Duty
BIBLIOGRAPHY
A term loosely applied to any course of action which is regarded as morally incumbent, apart from personal desires or external compulsion. Such action must be viewed in relation to a principle, which may be abstract in the highest sense -- obedience to one's conscience -- or based on local and personal relations. That a father and his children have mutual duties implies that there are moral laws regulating their relationship. That it is the duty of a servant to obey his master within certain limits is part of a definite contract, whereby he becomes a servant engaging to do certain things for a specified wage. Thus it is not the duty of an employee or soldier to infringe a moral law even should his superior command it.
From the root idea of obligation to serve or give something in return, involved in the conception of duty, have sprung various derivative uses of the word. Thus it is used of the services performed by a minister of a church, by a soldier, or by any employee. A special application is to a tax, a payment due to the revenue of a state, levied by force of law. Properly a "duty" differs from a "tax" in being levied on specific commodities, transactions, estates, etc., and not on individuals.

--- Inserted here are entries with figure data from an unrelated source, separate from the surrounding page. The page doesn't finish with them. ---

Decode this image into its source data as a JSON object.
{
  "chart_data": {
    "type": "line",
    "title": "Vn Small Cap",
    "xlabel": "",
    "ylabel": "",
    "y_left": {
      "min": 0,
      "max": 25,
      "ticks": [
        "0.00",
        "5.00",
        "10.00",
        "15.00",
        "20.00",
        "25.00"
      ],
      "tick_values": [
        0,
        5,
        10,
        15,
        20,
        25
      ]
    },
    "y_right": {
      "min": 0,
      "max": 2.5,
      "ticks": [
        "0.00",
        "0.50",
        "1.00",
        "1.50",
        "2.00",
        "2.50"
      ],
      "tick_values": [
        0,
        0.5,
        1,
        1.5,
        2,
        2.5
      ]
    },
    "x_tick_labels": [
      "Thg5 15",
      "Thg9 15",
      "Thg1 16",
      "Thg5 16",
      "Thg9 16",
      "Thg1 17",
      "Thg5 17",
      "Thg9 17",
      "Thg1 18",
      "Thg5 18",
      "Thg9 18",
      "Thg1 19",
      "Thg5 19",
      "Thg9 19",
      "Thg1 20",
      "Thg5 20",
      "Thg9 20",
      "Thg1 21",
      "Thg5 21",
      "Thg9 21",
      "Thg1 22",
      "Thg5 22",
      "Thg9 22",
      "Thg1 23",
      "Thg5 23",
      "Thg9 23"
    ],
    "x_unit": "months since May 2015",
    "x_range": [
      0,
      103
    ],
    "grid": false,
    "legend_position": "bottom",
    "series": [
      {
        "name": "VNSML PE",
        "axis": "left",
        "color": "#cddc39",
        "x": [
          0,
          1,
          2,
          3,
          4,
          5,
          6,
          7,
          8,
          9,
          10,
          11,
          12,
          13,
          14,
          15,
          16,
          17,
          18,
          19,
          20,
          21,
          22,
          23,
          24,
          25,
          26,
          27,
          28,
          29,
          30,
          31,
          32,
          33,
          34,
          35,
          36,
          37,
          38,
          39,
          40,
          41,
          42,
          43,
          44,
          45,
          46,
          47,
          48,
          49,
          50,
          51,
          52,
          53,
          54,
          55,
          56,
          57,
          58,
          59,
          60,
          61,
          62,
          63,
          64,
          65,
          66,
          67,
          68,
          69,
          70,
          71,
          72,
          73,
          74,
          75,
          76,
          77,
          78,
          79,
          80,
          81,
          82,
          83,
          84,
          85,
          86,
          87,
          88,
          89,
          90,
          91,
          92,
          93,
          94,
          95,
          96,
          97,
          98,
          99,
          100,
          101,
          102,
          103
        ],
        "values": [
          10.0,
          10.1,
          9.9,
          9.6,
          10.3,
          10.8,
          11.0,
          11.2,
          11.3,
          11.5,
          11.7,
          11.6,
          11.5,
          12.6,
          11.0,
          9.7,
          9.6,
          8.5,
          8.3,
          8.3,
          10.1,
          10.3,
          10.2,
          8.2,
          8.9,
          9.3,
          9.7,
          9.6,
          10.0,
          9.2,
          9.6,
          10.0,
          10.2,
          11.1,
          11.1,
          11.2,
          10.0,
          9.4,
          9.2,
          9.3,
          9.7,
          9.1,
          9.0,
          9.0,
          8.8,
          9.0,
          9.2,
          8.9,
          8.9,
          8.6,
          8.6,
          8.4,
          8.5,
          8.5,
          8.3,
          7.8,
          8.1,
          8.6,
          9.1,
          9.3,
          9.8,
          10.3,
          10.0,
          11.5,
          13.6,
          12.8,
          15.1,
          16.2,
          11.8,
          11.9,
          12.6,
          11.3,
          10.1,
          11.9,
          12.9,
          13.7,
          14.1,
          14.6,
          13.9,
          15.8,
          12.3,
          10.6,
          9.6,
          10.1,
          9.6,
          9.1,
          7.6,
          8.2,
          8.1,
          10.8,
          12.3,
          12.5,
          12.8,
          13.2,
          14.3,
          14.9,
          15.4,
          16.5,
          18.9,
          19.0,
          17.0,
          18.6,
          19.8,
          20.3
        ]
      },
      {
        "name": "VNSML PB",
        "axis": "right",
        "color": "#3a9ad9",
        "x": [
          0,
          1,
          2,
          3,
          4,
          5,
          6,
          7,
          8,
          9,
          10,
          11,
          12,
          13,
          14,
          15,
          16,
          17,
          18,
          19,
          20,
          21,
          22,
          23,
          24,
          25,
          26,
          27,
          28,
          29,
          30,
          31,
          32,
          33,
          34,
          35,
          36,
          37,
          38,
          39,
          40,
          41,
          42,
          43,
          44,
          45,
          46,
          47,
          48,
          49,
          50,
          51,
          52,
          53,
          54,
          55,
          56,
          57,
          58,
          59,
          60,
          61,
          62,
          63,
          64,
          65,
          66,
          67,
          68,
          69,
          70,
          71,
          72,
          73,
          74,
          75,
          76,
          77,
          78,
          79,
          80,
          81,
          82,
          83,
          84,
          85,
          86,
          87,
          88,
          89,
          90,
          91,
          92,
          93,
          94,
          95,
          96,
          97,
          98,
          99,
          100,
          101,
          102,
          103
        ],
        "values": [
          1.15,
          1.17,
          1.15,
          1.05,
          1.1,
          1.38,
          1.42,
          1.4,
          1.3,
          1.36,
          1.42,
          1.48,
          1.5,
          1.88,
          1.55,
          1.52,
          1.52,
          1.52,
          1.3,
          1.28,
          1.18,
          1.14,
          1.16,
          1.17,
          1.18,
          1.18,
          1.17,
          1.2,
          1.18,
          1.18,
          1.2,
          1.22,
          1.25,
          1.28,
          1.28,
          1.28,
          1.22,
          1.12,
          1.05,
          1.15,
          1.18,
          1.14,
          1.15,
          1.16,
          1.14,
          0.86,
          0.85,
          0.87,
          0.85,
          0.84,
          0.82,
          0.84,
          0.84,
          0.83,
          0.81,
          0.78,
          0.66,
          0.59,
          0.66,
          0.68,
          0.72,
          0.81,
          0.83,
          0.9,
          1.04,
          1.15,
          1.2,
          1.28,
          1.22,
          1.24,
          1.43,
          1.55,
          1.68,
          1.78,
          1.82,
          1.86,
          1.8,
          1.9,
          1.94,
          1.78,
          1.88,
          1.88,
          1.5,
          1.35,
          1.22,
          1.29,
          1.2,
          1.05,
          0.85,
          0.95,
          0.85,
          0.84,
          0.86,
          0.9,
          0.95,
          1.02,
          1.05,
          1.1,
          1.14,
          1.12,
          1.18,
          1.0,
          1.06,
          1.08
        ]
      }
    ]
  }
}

Thus it is right to talk of import duties, excise duties, death or succession duties. Income tax is not a duty as it is levied on a person in proportion to his income.
John Morrill; Paul Slack; Daniel Woolf (editors). Public Duty and Private Conscience in Seventeenth-Century England. Clarendon Press. 1993. 347pp. Essays presented to G. E. Aylmer. Wendy Doniger O'Flaherty; J. Duncan M. Derrett (editors). The Concept of Duty in South Asia. South Asia Books. 1978. 240pp.